Worker vms and deployment of cockroachdb

A fixed number of worker vms is created on each cloud provider that will be used to run the distributed service, namely cockroachdb. That number is set in the instances variable of the top-level variables.tf file. During terraform apply a list of all vm ips is dynamically created in order to install cockroachdb on all targets. A builder vm is created on one of the providers (currently Hetzner) to trigger all necessary Ansible scripts on the worker vms.

Monitoring

Monitoring is set up through the builder vm and ansible scripts. A docker container running the node exporter is installed on all worker vms. On the monitoring machine a prometheus instance is installed to collect metrics from respective targets. Metrics are then displayed in Grafana.

Enable Experimental Feature

Automatic redeployment of failing infrastructure

Disclaimer: This is a highly experimental feature and was just implemented as a proof of concept. This feature may destroy your infrastructure and all your data. Only works in specific controlled environments and even there mostly not as intended.

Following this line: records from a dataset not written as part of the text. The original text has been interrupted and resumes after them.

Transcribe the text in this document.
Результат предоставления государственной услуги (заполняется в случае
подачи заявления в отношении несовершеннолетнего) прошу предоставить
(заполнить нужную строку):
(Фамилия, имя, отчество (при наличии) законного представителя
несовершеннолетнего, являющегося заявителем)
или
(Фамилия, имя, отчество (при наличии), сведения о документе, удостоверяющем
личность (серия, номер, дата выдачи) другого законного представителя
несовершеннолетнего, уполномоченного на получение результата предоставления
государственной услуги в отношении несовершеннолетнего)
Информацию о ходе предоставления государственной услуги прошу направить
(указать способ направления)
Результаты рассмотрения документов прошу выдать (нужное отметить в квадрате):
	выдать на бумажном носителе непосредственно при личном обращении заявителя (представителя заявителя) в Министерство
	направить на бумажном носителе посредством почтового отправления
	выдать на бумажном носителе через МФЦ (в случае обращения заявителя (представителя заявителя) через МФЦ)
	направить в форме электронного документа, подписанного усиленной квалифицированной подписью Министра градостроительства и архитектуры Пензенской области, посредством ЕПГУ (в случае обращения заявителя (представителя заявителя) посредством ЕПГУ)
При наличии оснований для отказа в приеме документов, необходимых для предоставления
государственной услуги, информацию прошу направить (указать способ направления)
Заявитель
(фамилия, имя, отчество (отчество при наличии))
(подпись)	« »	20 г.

The self healing functionality is provided by the deployer machine. This machine is running consul watches which check if a service or node is critical. In case of failure the handle_watcher.sh script is triggered and a terraform apply will be performed. Additionally, a message will be send to a slack channel with the help of a webhook containing essential information on the failing node and service.

The default deployment comes with all needed components to enable this feature. There are a few steps to manually enable this feature.

  1. Configure the cloned github directory on the deployment machine accordingly to the local configurations. The cloned repository is in the /resinfra/ directory.
  2. Perform the command terraform init in the /reinsfra/terraform/ directory.
  3. Edit the handle_watcher.sh script and replace the line terraform plan with terraform apply according to your need.

After these steps the self healing feature should be successfully initialized. You can check this by deleting one worker node.

Strange start-up behaviour may occur, leading to redeployment of newly started nodes. This is mainly because of slow startup times of services that have therefore identified as failing or critical.